Another exam room sat next to the first. As Josh swung the door open, a figure turned toward him. It was a man holding something in his hand. The light in the room was burned out, and it was impossible to see exactly what it was, but Josh thought he saw something wet hanging from the end.
He lifted his flamethrower as the zombie shambled toward the door. He waited until he could read the name on the man’s tag—RICHARD—and then aimed at his chest. Just before he hit the trigger, Josh realized what the man was carrying was a hand. Veins and tendons dripped from the wrist where it had been broken from the arm, and on one of the fingers was a ring.
He has both of his hands, Josh thought as he stared at the zombie. That means that one belongs to someone else.
The man dropped the hand, and Josh stared at it. Something about the ring was familiar to him, although he couldn’t place it. It looked like the body of a snake coiled around the finger, its head biting its tail to form a circle.
“Get down!”
Firecracker’s voice startled Josh. He looked up just in time to see the zombie reaching for him. Instinctively falling to his knees, he covered his head with his hands as Firecracker’s flamethrower roared into action. The zombie wheeled back, shrieking.
“Close the door,” Firecracker said. “Roast him.”

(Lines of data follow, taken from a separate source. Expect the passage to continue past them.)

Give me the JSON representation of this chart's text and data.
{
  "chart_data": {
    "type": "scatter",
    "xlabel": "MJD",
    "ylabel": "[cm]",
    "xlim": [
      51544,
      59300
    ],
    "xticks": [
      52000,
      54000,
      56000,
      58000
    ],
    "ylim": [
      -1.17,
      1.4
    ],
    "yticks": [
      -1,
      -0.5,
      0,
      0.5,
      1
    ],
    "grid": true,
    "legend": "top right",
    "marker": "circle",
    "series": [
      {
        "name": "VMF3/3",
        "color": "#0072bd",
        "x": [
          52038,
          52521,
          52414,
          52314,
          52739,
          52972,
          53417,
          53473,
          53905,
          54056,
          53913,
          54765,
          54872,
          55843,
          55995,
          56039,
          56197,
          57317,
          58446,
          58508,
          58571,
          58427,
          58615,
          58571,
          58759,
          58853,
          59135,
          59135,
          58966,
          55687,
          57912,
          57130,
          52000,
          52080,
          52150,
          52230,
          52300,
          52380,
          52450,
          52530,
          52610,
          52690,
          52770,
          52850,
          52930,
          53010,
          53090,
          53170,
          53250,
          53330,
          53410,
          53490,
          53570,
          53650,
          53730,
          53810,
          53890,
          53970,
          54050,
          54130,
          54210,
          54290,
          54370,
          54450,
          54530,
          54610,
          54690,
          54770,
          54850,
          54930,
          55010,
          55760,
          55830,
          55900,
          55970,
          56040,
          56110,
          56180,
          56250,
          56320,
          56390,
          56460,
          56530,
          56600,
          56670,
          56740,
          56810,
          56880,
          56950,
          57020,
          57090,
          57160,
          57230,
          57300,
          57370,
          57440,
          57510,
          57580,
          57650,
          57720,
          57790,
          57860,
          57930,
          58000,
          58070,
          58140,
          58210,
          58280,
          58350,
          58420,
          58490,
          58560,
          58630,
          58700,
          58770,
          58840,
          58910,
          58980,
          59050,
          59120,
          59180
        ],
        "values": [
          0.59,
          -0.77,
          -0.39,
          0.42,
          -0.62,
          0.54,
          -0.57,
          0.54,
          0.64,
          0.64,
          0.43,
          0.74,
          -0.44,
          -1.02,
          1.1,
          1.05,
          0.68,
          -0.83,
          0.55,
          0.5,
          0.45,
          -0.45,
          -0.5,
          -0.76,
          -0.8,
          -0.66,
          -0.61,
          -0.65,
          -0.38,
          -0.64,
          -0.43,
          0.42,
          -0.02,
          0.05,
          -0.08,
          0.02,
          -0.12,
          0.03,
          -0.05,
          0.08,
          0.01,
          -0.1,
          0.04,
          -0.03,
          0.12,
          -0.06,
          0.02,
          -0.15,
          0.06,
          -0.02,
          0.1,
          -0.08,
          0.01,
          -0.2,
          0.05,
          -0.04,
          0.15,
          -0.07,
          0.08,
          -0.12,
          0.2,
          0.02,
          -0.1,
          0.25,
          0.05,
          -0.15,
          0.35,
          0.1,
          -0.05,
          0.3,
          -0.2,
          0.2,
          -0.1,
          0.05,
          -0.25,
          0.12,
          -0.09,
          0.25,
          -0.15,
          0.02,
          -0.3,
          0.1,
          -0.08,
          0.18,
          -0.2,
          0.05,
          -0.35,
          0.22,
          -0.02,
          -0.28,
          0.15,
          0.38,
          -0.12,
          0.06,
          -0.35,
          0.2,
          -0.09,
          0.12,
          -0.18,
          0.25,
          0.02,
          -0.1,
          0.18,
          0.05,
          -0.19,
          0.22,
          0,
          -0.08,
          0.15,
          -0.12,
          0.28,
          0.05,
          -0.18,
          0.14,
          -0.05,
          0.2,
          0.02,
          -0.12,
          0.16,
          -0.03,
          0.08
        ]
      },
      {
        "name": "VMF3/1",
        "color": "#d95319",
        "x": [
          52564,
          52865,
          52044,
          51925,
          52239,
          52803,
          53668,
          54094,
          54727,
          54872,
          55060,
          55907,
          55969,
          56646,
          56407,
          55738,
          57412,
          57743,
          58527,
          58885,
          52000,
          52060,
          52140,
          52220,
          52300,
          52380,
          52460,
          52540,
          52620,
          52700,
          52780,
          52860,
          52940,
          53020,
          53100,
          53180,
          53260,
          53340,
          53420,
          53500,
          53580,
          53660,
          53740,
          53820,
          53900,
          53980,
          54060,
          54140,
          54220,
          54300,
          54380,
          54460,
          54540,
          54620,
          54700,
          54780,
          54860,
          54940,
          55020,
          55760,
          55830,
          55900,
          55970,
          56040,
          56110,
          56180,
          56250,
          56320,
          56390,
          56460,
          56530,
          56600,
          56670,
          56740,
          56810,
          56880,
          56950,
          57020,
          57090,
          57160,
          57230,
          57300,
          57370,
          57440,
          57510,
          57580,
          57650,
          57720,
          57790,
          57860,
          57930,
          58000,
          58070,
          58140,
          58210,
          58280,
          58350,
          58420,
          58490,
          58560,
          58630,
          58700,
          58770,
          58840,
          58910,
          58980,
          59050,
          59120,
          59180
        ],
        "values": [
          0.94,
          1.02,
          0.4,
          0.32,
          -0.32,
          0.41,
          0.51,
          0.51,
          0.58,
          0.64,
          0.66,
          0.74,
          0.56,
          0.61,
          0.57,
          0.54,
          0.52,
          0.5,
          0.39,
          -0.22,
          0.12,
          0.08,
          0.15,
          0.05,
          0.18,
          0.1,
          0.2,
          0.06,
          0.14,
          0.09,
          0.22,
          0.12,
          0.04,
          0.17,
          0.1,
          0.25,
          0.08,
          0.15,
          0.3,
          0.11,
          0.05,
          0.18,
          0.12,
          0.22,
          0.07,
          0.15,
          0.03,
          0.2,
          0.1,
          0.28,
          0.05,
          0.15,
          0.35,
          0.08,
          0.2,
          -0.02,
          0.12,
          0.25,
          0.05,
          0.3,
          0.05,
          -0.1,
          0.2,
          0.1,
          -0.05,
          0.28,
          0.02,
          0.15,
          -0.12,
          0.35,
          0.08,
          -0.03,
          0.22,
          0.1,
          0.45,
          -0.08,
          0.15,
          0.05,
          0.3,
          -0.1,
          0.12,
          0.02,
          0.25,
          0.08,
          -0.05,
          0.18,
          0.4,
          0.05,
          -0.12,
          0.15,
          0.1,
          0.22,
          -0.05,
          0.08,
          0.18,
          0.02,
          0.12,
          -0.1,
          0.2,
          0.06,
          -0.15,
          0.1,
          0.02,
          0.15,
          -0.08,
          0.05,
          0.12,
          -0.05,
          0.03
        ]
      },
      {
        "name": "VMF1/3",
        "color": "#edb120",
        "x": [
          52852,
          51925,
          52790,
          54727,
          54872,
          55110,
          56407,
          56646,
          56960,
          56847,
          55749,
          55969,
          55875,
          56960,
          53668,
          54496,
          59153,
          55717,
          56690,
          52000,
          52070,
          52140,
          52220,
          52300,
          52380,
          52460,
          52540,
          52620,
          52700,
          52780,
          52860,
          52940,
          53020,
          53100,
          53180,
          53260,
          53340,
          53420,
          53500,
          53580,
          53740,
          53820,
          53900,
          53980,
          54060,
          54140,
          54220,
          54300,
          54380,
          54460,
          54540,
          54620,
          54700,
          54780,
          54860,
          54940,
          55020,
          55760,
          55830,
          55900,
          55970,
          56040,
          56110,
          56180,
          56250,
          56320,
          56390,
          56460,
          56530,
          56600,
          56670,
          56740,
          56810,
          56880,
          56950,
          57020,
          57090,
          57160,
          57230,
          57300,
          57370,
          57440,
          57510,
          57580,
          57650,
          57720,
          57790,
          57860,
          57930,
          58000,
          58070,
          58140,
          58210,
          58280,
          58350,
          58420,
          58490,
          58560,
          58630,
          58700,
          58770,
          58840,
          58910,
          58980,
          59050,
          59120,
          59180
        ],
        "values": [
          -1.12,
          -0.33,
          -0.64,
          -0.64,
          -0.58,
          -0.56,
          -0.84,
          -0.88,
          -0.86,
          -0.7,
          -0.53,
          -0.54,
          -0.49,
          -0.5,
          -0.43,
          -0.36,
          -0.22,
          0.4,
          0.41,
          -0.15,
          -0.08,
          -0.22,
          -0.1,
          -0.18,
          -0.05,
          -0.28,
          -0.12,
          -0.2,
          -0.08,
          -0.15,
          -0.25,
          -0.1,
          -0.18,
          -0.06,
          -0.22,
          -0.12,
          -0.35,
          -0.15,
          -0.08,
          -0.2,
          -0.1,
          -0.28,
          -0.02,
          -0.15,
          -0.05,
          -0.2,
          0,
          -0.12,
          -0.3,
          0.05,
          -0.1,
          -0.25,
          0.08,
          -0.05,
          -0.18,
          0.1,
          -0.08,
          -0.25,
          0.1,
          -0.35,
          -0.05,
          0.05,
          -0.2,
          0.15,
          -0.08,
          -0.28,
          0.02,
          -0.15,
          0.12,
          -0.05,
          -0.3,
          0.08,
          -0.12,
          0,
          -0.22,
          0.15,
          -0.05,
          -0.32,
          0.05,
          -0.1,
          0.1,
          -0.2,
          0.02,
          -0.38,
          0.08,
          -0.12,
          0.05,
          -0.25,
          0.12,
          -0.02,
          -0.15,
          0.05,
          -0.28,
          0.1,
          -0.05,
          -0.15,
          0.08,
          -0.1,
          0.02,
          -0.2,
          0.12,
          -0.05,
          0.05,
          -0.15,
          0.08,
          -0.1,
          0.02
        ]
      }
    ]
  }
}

Josh started to do that, then saw the hand again. Trying not to think about it, he reached out and grabbed it, flinging it outside the room. Firecracker cried out in disgust. “What are you doing?”
Josh slammed the door and pressed his back against it as the zombie tried to get out by ramming his body again and again into the door. Josh could feel the heat from the flames passing through the metal, and every time the zombie hit the door, he jolted Josh forward. But slowly the hits became less and less forceful, until finally they stopped completely.

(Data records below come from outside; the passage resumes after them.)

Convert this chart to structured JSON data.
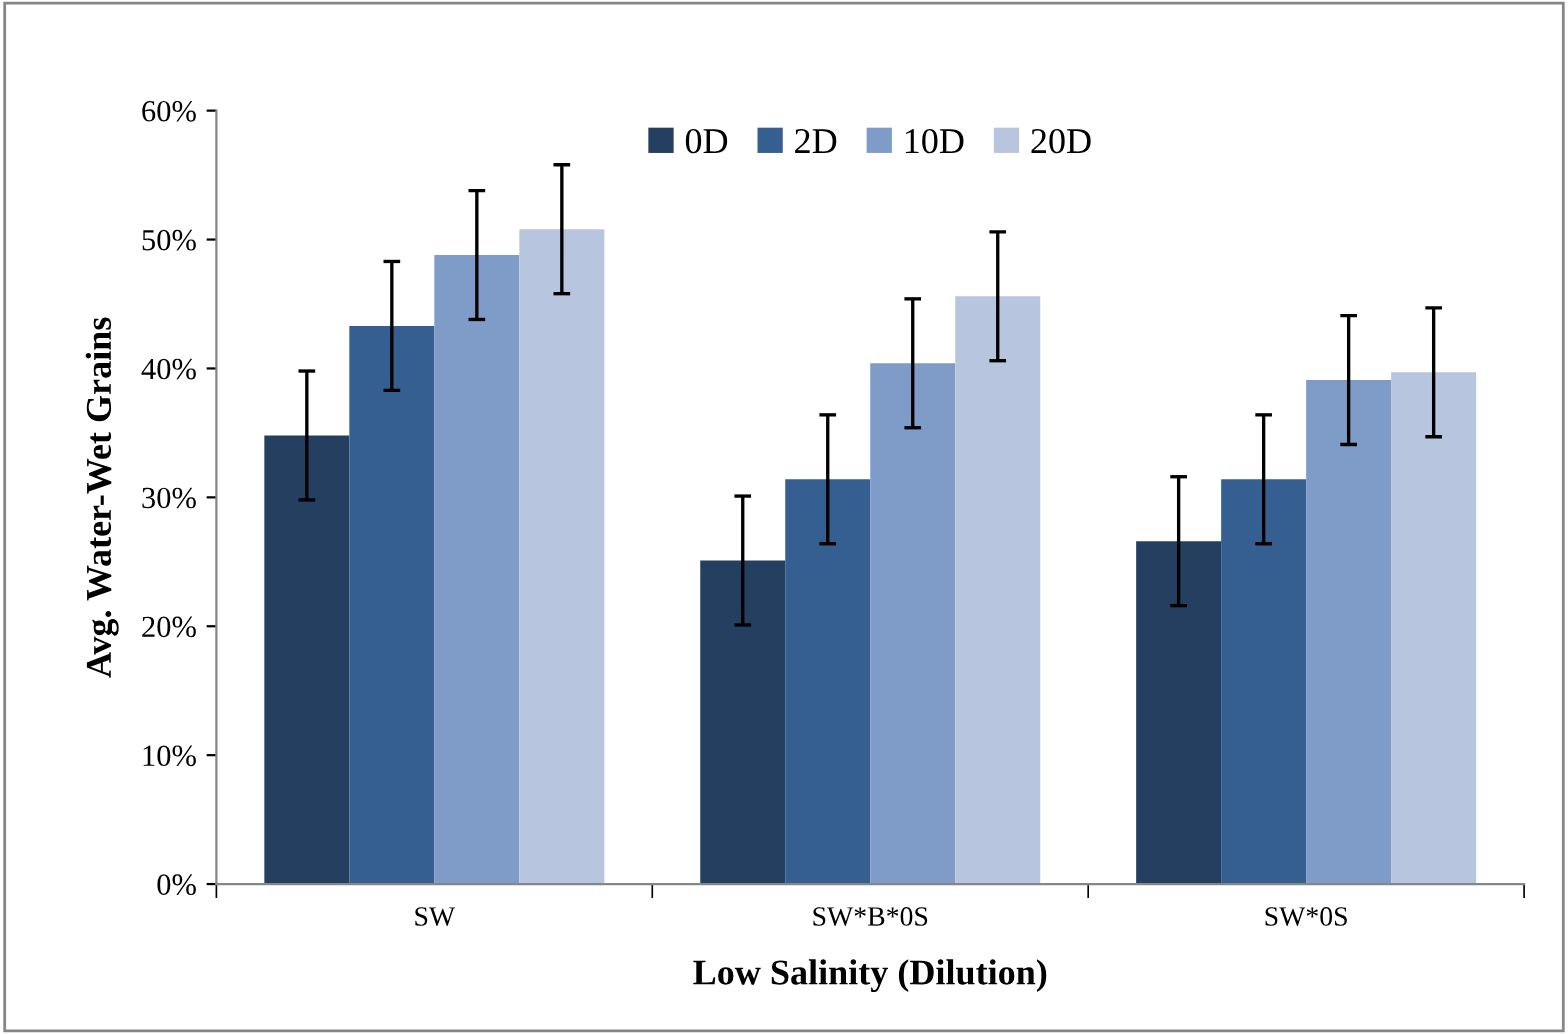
{
  "chart_data": {
    "type": "bar",
    "xlabel": "Low Salinity (Dilution)",
    "ylabel": "Avg. Water-Wet Grains",
    "categories": [
      "SW",
      "SW*B*0S",
      "SW*0S"
    ],
    "series": [
      {
        "name": "0D",
        "color": "#253f60",
        "values": [
          34.8,
          25.1,
          26.6
        ],
        "errors": [
          5,
          5,
          5
        ]
      },
      {
        "name": "2D",
        "color": "#355e91",
        "values": [
          43.3,
          31.4,
          31.4
        ],
        "errors": [
          5,
          5,
          5
        ]
      },
      {
        "name": "10D",
        "color": "#7f9cc8",
        "values": [
          48.8,
          40.4,
          39.1
        ],
        "errors": [
          5,
          5,
          5
        ]
      },
      {
        "name": "20D",
        "color": "#b8c5de",
        "values": [
          50.8,
          45.6,
          39.7
        ],
        "errors": [
          5,
          5,
          5
        ]
      }
    ],
    "ylim": [
      0,
      60
    ],
    "yticks": [
      {
        "value": 0,
        "label": "0%"
      },
      {
        "value": 10,
        "label": "10%"
      },
      {
        "value": 20,
        "label": "20%"
      },
      {
        "value": 30,
        "label": "30%"
      },
      {
        "value": 40,
        "label": "40%"
      },
      {
        "value": 50,
        "label": "50%"
      },
      {
        "value": 60,
        "label": "60%"
      }
    ],
    "grid": false,
    "legend": "top"
  }
}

After checking to make sure the zombie was really dead, Josh turned back to the hand. He’d been staring at it while holding the zombie back but had come no closer to figuring out why the ring triggered something in his brain. He knelt and reached for the hand.
“Don’t touch it,” Firecracker warned. “It’s got blood all over it. You get that in you and you might as well be that guy,” he added, gesturing at the closed door. Smoke was seeping out from underneath it and filling the hallway. It burned Josh’s eyes.

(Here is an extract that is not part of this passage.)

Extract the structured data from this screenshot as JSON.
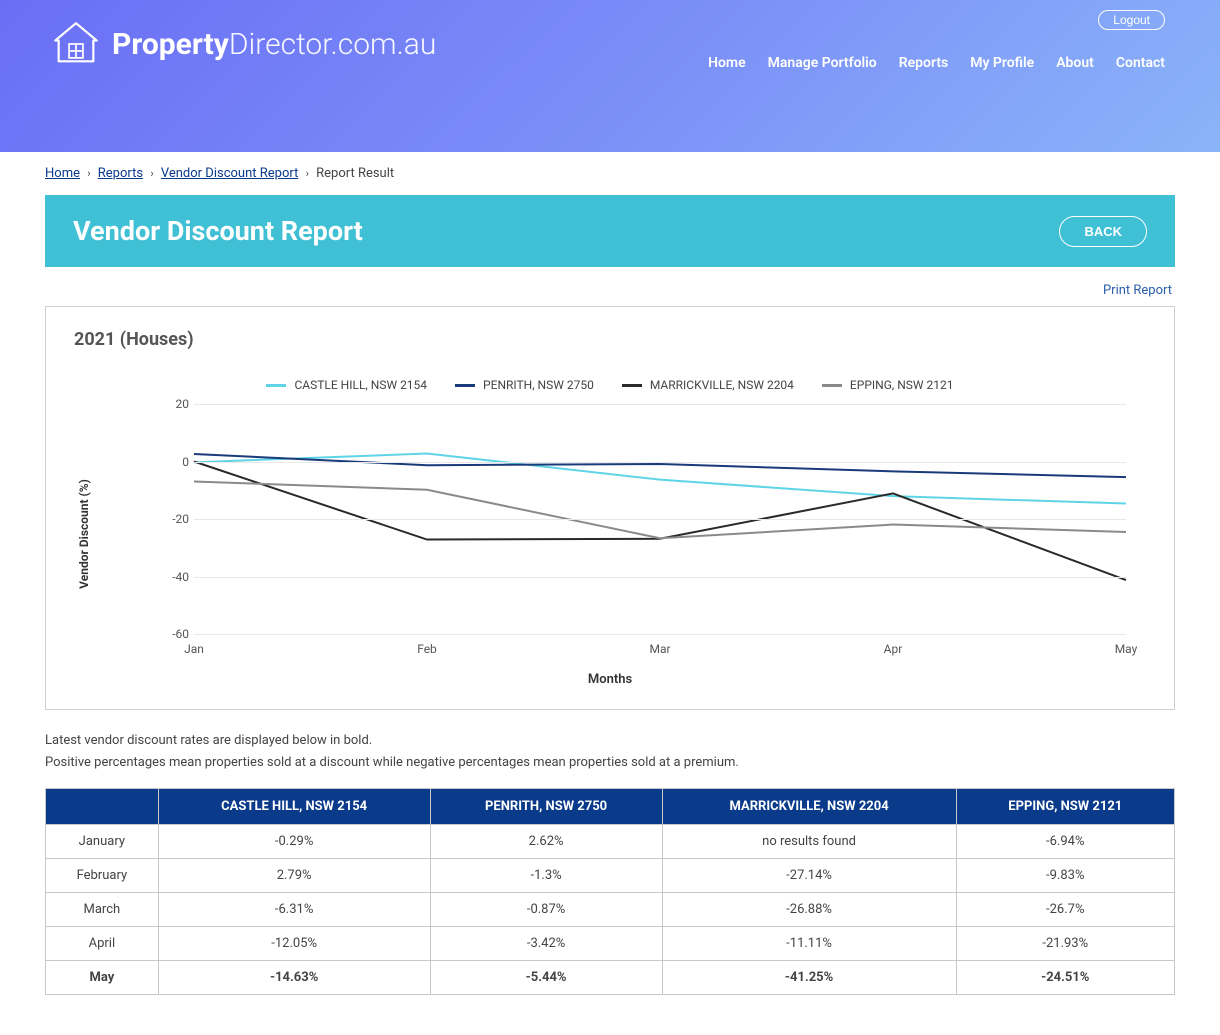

“I don’t have any cuts on me,” Josh said as he reached out and pulled the ring from the finger. It came off easily, and he wiped it on his jeans. “I’ve seen this ring before,” he said. “I just can’t remember where.”
A muffled scream came from somewhere else in the building, interrupting his thoughts. “Charlie?” Firecracker asked.
Josh shook his head. “No.” He put the ring in his pocket, and he and Firecracker ran down the hall. Josh completely forgot about checking the rooms until they started to turn the corner into the next corridor. He stopped. “We should go back,” he said to Firecracker.
The scream came again, this time louder and more frenzied. Josh looked down the hall just as someone rounded the corner, running straight for them. Whoever it was moved much more quickly than zombies usually did, with a rolling gait that carried the body forward in weird zigzagging steps.
For a moment Josh was afraid it was Charlie, but in the dim light it was impossible to tell. Then two more figures came around the corner. He saw flames flickering at the ends of two torches and knew the figures were Charlie and Scrawl. Which meant that the screaming figure was a z.